Mitchell began work on the report during an internship at the NHL arranged through the MIT Sloan Sustainability Initiative. He toured the U.S. and Canada, visiting NHL teams at their home arenas, cataloging sustainability practices and initiatives in facility management, corporate partnership, and fan engagement. The report became an exercise in data collection, an opportunity to see what the NHL was doing well, what some teams were excelling in, where others had fallen behind, and what gaps might be filled.
Collecting, tabulating, and arranging data for the report was a massive undertaking. Record keeping and measurements varied from team to team. Complicating matters: no NHL team is the sole tenant of its arena, so determining how much energy use—or savings—should be attributed to NHL events was also a challenge.
“There were certainly opportunities we saw in the data we were collecting,” Mitchell said. “There were opportunities to get better data: electricity metrics, gas metrics, water consumption.”
“We think of the report as ‘This is where we are,’” he said. “And then, once we know where we are, both quantitatively and qualitatively, where do we want to go?”
Jason Jay, a senior lecturer and the director of the MIT Sloan Sustainability Initiative, said corporate sustainability leaders like Mitchell must demonstrate the value of sustainability work to the business at large.
“The biggest challenge is one of translation of sustainability into the language, values, and goals of the people you need to engage,” Jay said. “People don’t understand terms like C02e or disability-adjusted life years, and they certainly haven’t been incentivized to improve them.”

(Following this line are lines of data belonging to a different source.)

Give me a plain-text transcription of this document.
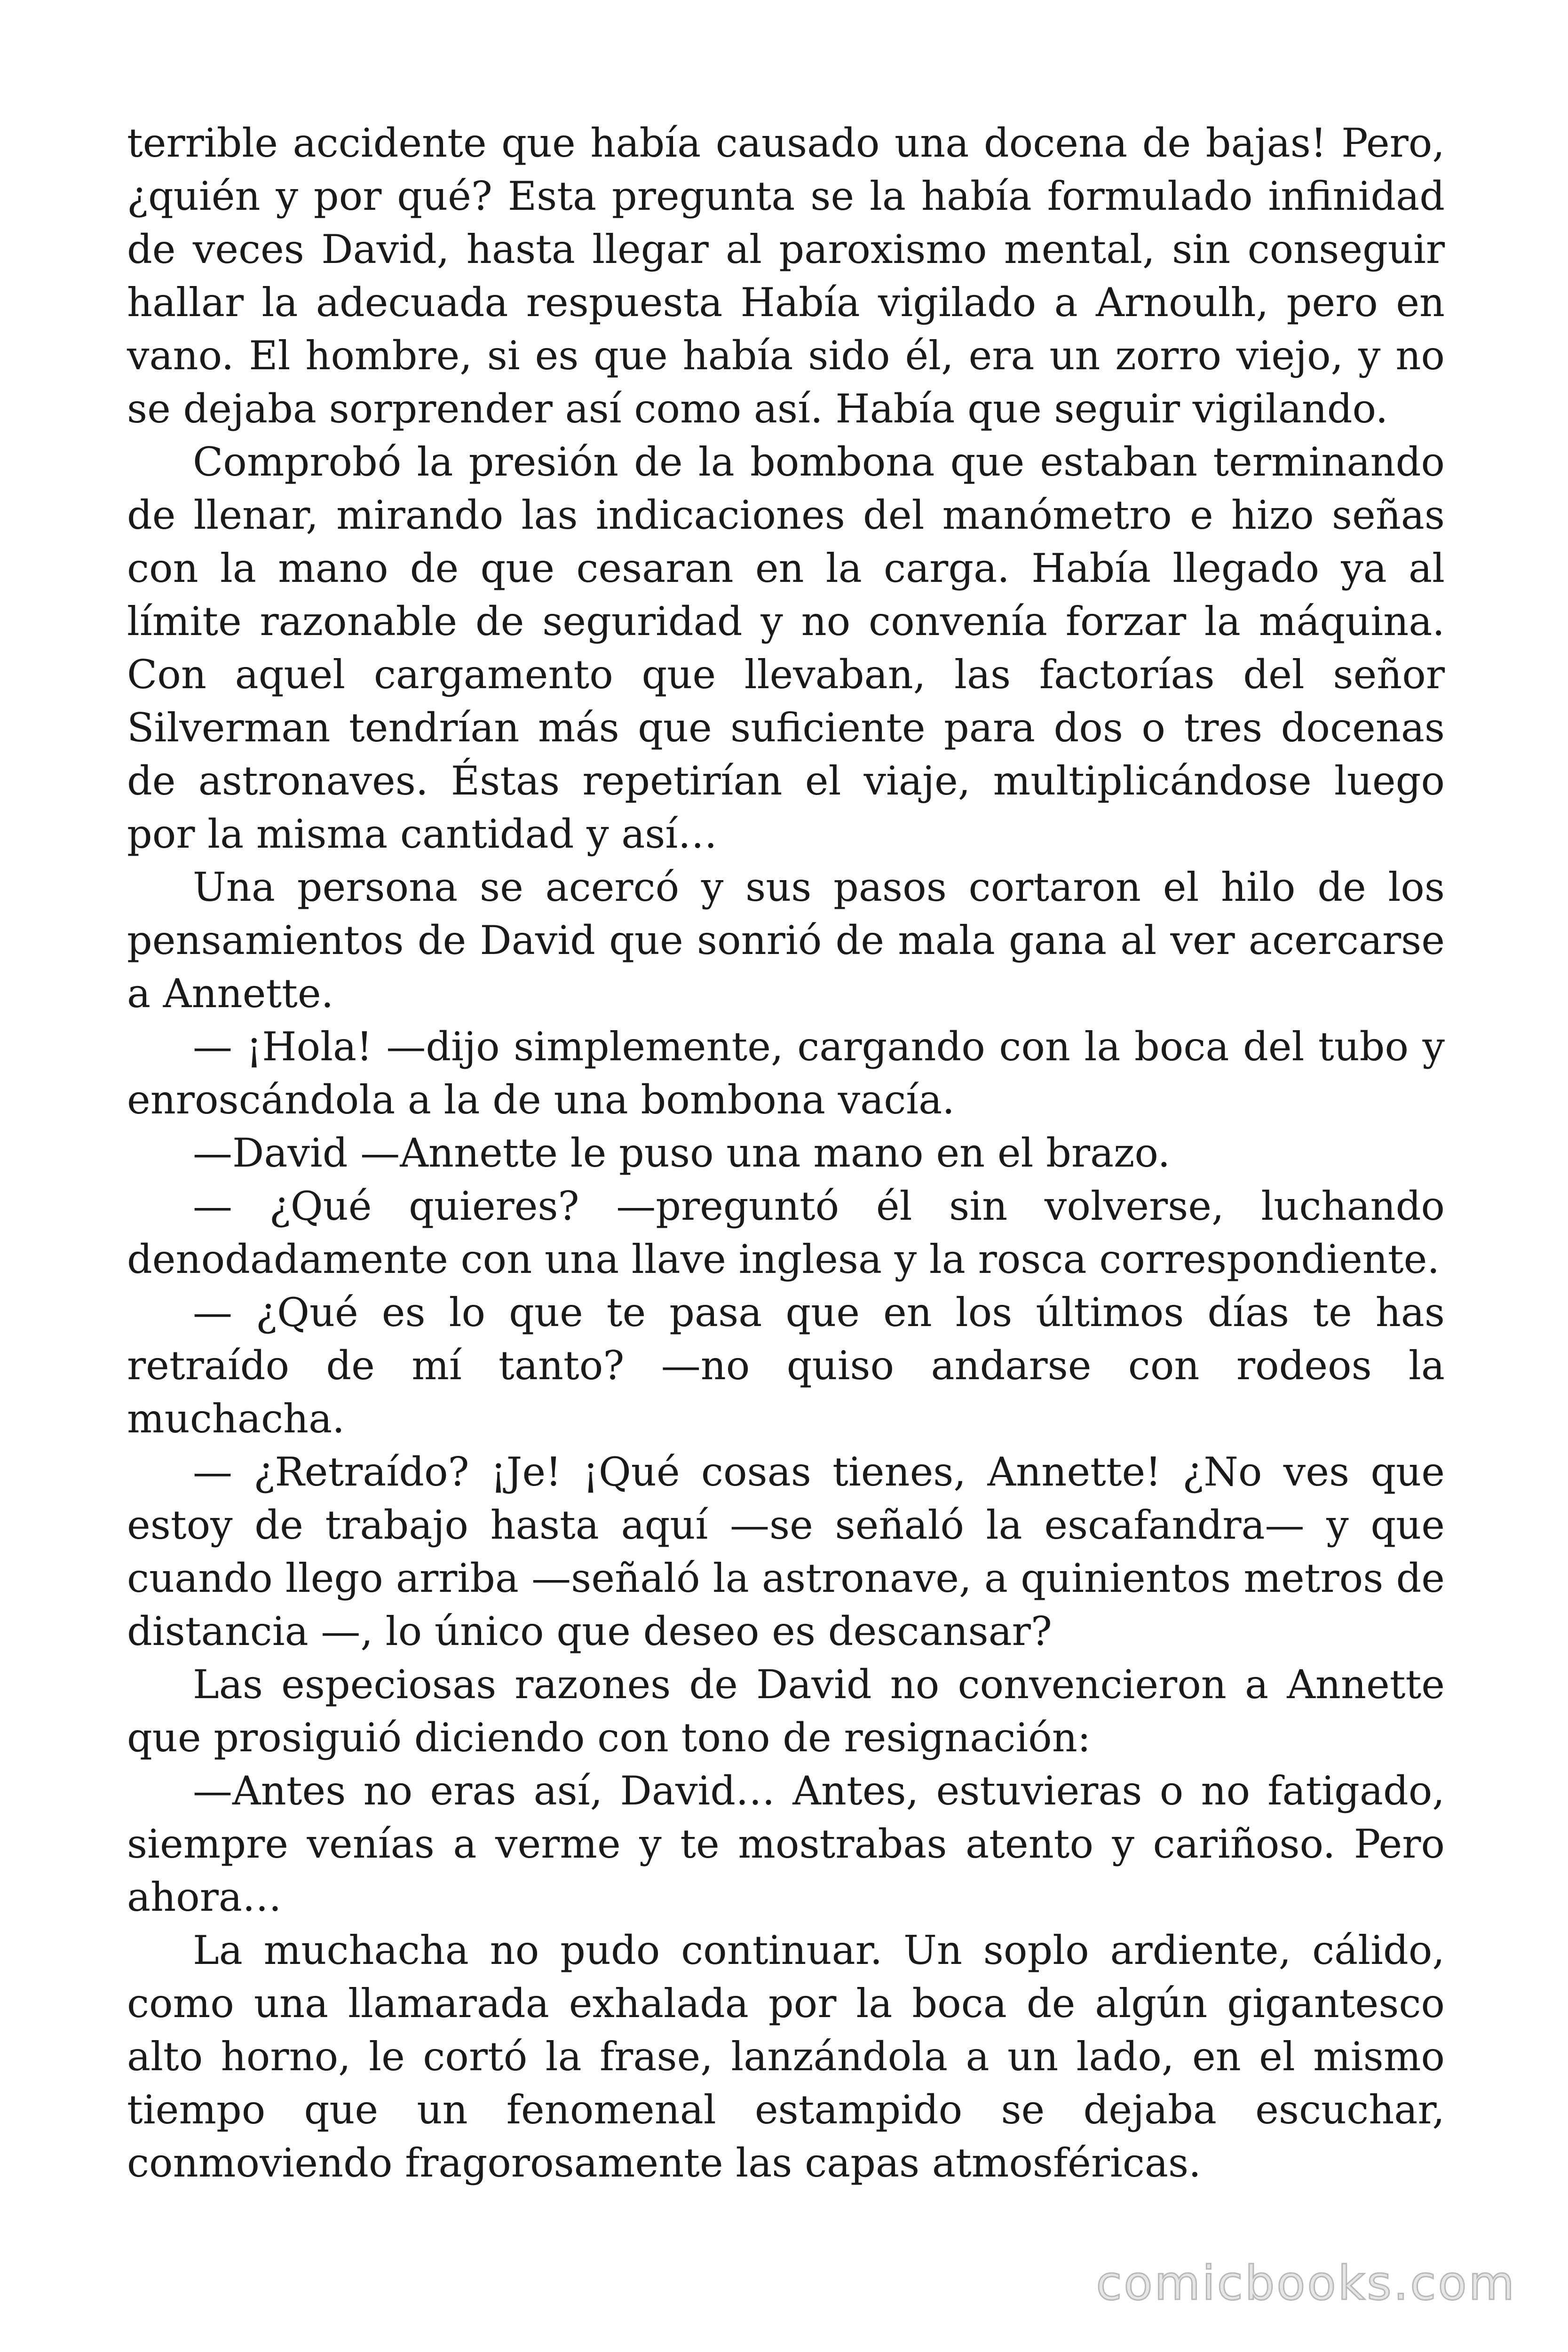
terrible accidente que había causado una docena de bajas! Pero, ¿quién y por qué? Esta pregunta se la había formulado infinidad de veces David, hasta llegar al paroxismo mental, sin conseguir hallar la adecuada respuesta Había vigilado a Arnoulh, pero en vano. El hombre, si es que había sido él, era un zorro viejo, y no se dejaba sorprender así como así. Había que seguir vigilando.

Comprobó la presión de la bombona que estaban terminando de llenar, mirando las indicaciones del manómetro e hizo señas con la mano de que cesaran en la carga. Había llegado ya al límite razonable de seguridad y no convenía forzar la máquina. Con aquel cargamento que llevaban, las factorías del señor Silverman tendrían más que suficiente para dos o tres docenas de astronaves. Éstas repetirían el viaje, multiplicándose luego por la misma cantidad y así…

Una persona se acercó y sus pasos cortaron el hilo de los pensamientos de David que sonrió de mala gana al ver acercarse a Annette.

— ¡Hola! —dijo simplemente, cargando con la boca del tubo y enroscándola a la de una bombona vacía.

—David —Annette le puso una mano en el brazo.

— ¿Qué quieres? —preguntó él sin volverse, luchando denodadamente con una llave inglesa y la rosca correspondiente.

— ¿Qué es lo que te pasa que en los últimos días te has retraído de mí tanto? —no quiso andarse con rodeos la muchacha.

— ¿Retraído? ¡Je! ¡Qué cosas tienes, Annette! ¿No ves que estoy de trabajo hasta aquí —se señaló la escafandra— y que cuando llego arriba —señaló la astronave, a quinientos metros de distancia —, lo único que deseo es descansar?

Las especiosas razones de David no convencieron a Annette que prosiguió diciendo con tono de resignación:

—Antes no eras así, David… Antes, estuvieras o no fatigado, siempre venías a verme y te mostrabas atento y cariñoso. Pero ahora…

La muchacha no pudo continuar. Un soplo ardiente, cálido, como una llamarada exhalada por la boca de algún gigantesco alto horno, le cortó la frase, lanzándola a un lado, en el mismo tiempo que un fenomenal estampido se dejaba escuchar, conmoviendo fragorosamente las capas atmosféricas.

comicbooks.com
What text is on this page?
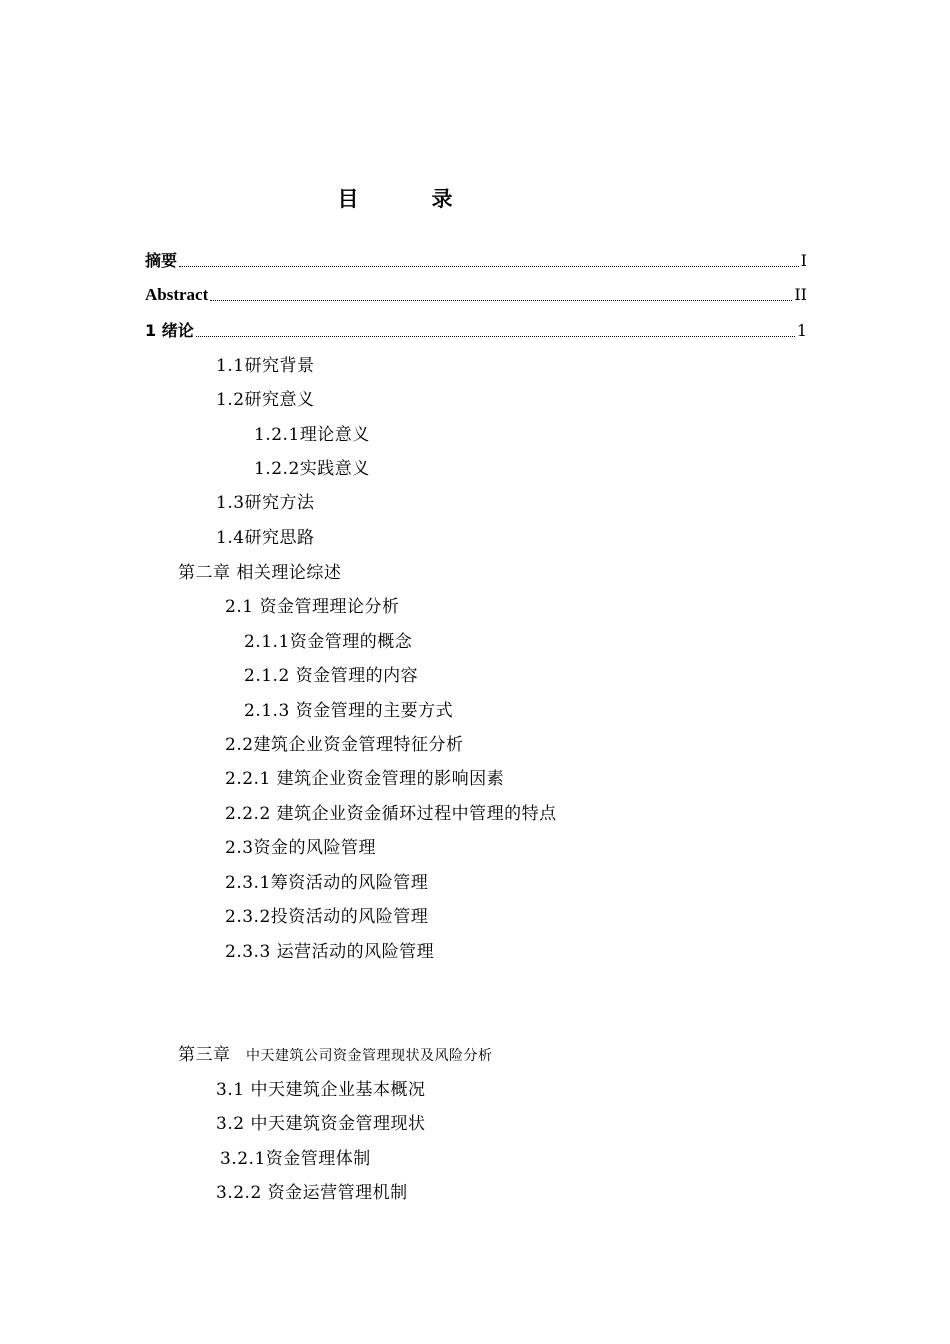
目　录
摘要	I
Abstract	II
1 绪论	1
1.1研究背景
1.2研究意义
1.2.1理论意义
1.2.2实践意义
1.3研究方法
1.4研究思路
第二章 相关理论综述
2.1 资金管理理论分析
2.1.1资金管理的概念
2.1.2 资金管理的内容
2.1.3 资金管理的主要方式
2.2建筑企业资金管理特征分析
2.2.1 建筑企业资金管理的影响因素
2.2.2 建筑企业资金循环过程中管理的特点
2.3资金的风险管理
2.3.1筹资活动的风险管理
2.3.2投资活动的风险管理
2.3.3 运营活动的风险管理
第三章 中天建筑公司资金管理现状及风险分析
3.1 中天建筑企业基本概况
3.2 中天建筑资金管理现状
3.2.1资金管理体制
3.2.2 资金运营管理机制
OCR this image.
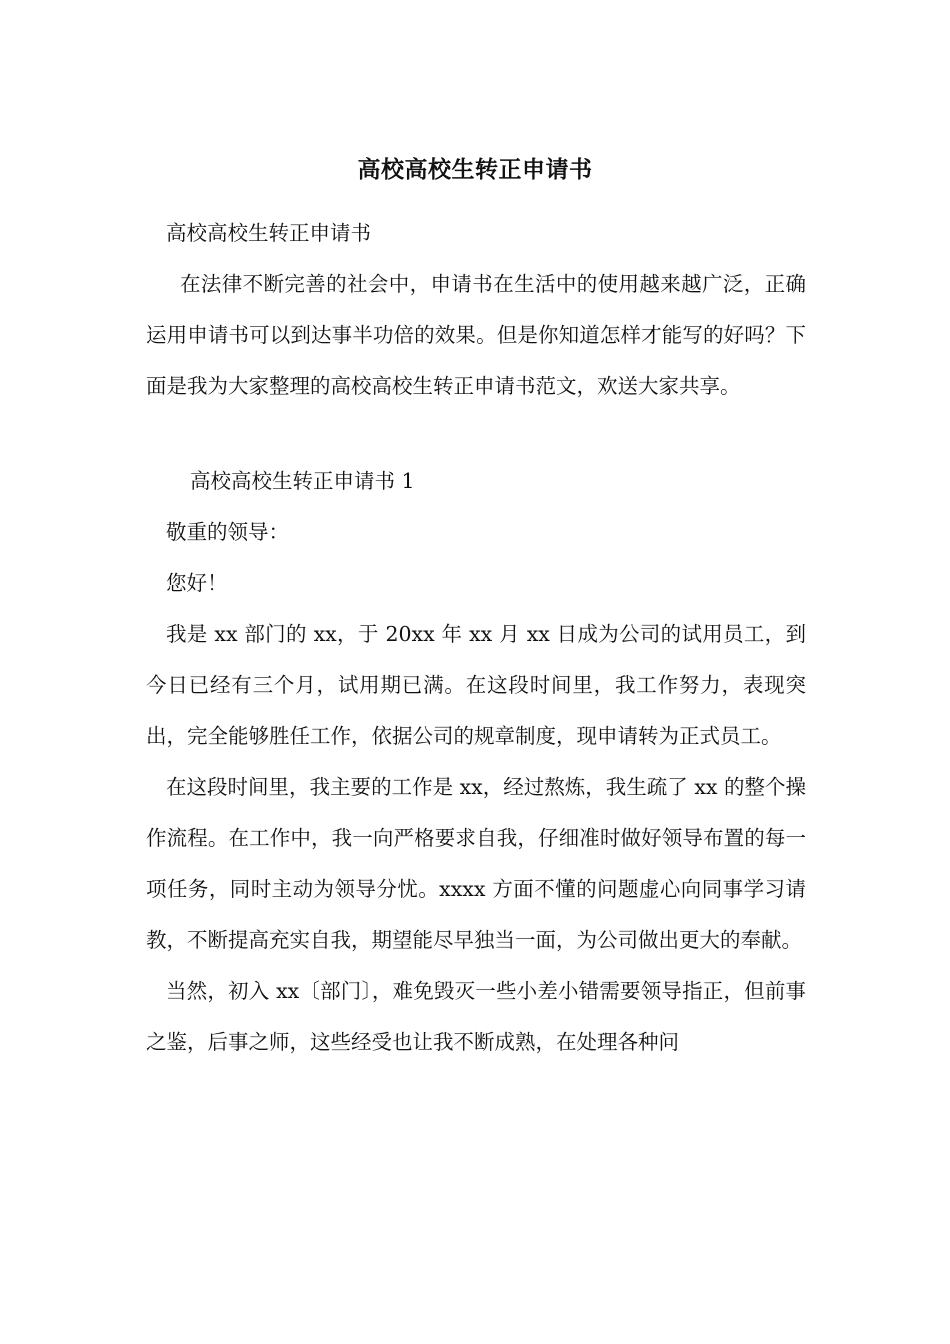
高校高校生转正申请书

高校高校生转正申请书

在法律不断完善的社会中，申请书在生活中的使用越来越广泛，正确运用申请书可以到达事半功倍的效果。但是你知道怎样才能写的好吗？下面是我为大家整理的高校高校生转正申请书范文，欢送大家共享。

高校高校生转正申请书 1

敬重的领导：

您好！

我是 xx 部门的 xx，于 20xx 年 xx 月 xx 日成为公司的试用员工，到今日已经有三个月，试用期已满。在这段时间里，我工作努力，表现突出，完全能够胜任工作，依据公司的规章制度，现申请转为正式员工。

在这段时间里，我主要的工作是 xx，经过熬炼，我生疏了 xx 的整个操作流程。在工作中，我一向严格要求自我，仔细准时做好领导布置的每一项任务，同时主动为领导分忧。xxxx 方面不懂的问题虚心向同事学习请教，不断提高充实自我，期望能尽早独当一面，为公司做出更大的奉献。

当然，初入 xx〔部门〕，难免毁灭一些小差小错需要领导指正，但前事之鉴，后事之师，这些经受也让我不断成熟，在处理各种问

“You first have to be genuinely compassionate about others' goals and challenges, and do some serious listening—understanding what outcomes and metrics are meaningful to them,” he said. “Then you have to do the work of analyzing how your proposed sustainability strategies will help move that needle. Then you can help them think about how those strategies can fit into their existing workstream and budget.”
Mitchell said it would be a mistake to push sustainability for sustainability’s sake in a corporate environment.
“When I’m making the case internally to all of our executives and their relevant departments, I don’t go around banging the green drum,” he said. “I don’t talk in terms of environmentalist-type language.”
“The corporate sustainability champion in the office must be able to navigate between the goals of each department and speak in those terms, translate those different departments’ goals and objectives, and translate that into business solutions that have a meaningful environmental focus,” Mitchell said.
In addition to aligning sustainability initiatives with corporate interests, Mitchell said managers undertaking significant sustainability projects should rely on the expertise and guidance of partners like the Natural Resource Defense Council and should seek validation that legitimizes the efforts in the eyes of the business leaders and the public. In June of last year, NHL commissioner Bettman was awarded the 2014 Green Sports Alliance Leadership Award for the work done under the NHL Green initiative.
While the NHL sustainability report is expansive, every other major professional sports league in the country conducts a variety of programs ranging from community initiatives to focuses on singular major events like the Super Bowl. All of the major sports leagues work with the Natural Resources Defense Council in some capacity.
“This is part of a much larger discussion and we’re seeing the industry as a whole being more receptive to these types of issues,” Mitchell said.